Francesco d’Assisi, il messaggero di pace universale
Simone Caleffi - Città del Vaticano
Anche il più distratto dei turisti, visitando il quartiere romano Eur e, in particolare, passando dal cosiddetto “Colosseo Quadrato”, ovvero il Palazzo della Civiltà Italiana, non potrà non notare la frase incisa a lettere cubitali sulla sua sommità: "Un popolo di poeti, di artisti, di eroi, di santi, di pensatori, di scienziati, di navigatori, di trasmigratori". Tale motto avrebbe l’ardire di celebrare la grandezza della cultura italiana ed è scolpita nel travertino romano sulle facciate dell'edificio.
Francesco, tra debolezza e fede
Non si sa veramente quale sia la categoria che rappresenti di più l’Italiano nel mondo, ma sicuramente l’Italia conta non pochi santi. Fra essi, indubbiamente, uno dei più amati è Francesco d’Assisi, di cui si dice che sia "il più santo degli italiani e il più italiano dei santi". Questa definizione, attribuita a Papa Pio XII, celebra il Poverello d’Assisi. Certamente, egli è stato uno dei primi a scrivere in volgare. Chi, a scuola, non ha studiato il “Cantico delle Creature”, considerato, appunto, un testo fondamentale per la lingua italiana? Tuttavia, Francesco non nasce così, non nasce santo. Se tutti nascono santi per vocazione, santi in potenza, non tutti lo diventano. Francesco era nato Giovanni, detto Francesco, a causa di Monna Pica, la madre, proveniente dalla Francia. Francesco era un giovane come i giovani del suo tempo, forse anche peggiore. Amava la guerra, ma era troppo debole per risultarne vincitore. Ne ha fatto le spese con le battaglie che insanguinavano l’Italia e che si combattevano contrada contro contrada, città contro città. E ha scoperto, tuttavia, che poteva essere forte, proprio perché debole, grazie all’incontro con Dio, e nel suo Figlio, con la celebre locuzione del Crocifisso di San Damiano, e nel prossimo, con l’impressionante bacio al lebbroso.
Dall’uomo al santo
Da quel momento Francesco non è più Francesco. Cambia talmente tanto che la leggenda narra che i suoi amici rivolgendosi a Chiara, le chiedano conto del suo amico: “E’ diventato matto?”. Lei risponde: “Secondo me era matto prima”. Non a caso sarà la prima delle clarisse, dopo i primi frati minori che seguiranno il figlio di Pietro di Bernardone sulla via della perfetta letizia, mediante il servizio a “Madonna povertà”. Da dove l’aveva presa una tale povertà? A quale mistero s’ispirava? Se si è inventato il presepe, si direbbe all’incarnazione del Verbo.
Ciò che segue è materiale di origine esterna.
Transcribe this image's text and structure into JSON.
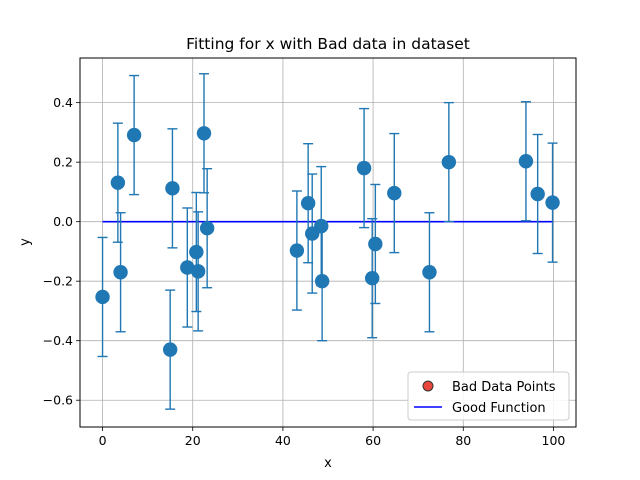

In quella notte del primo Natale, è risuonato per tutta la terra il messaggio di una pace superna: “Gloria a Dio nell’alto dei cieli, e pace in terra agli uomini amati dal Signore”. Francesco aveva capito che la Natività non era solo un messaggio da contemplare ma un impegno da vivere.
Dalla guerra alla fraternità
E dall’esperienza della guerra dalla quale era partito, ha – invece – iniziato a diffondere un messaggio di pace, di amore e di perdono: fratelli tutti. Non solo gli uomini fra loro, ma anche con tutte le altre creature. La guerra porta con sé, oltre allo squilibrio umano della violenza e della morte, anche una devastazione cosmica, che rompe l’armonia creazionale della prima pagina della Scrittura. Francesco loda Dio per ogni realtà che da lui viene, infine anche per la morte corporale che sta per raggiungerlo. È, infatti, solo una sorella. E chi avrebbe paura di una sorella? L’Italia che dall’anno prossimo si fermerà ogni quattro ottobre per celebrarne la festa, impari da Francesco a considerare ogni uomo e donna, ogni cosa anche dolorosa dell’esperienza umana, fratello e sorella, non da respingere ma da abbracciare.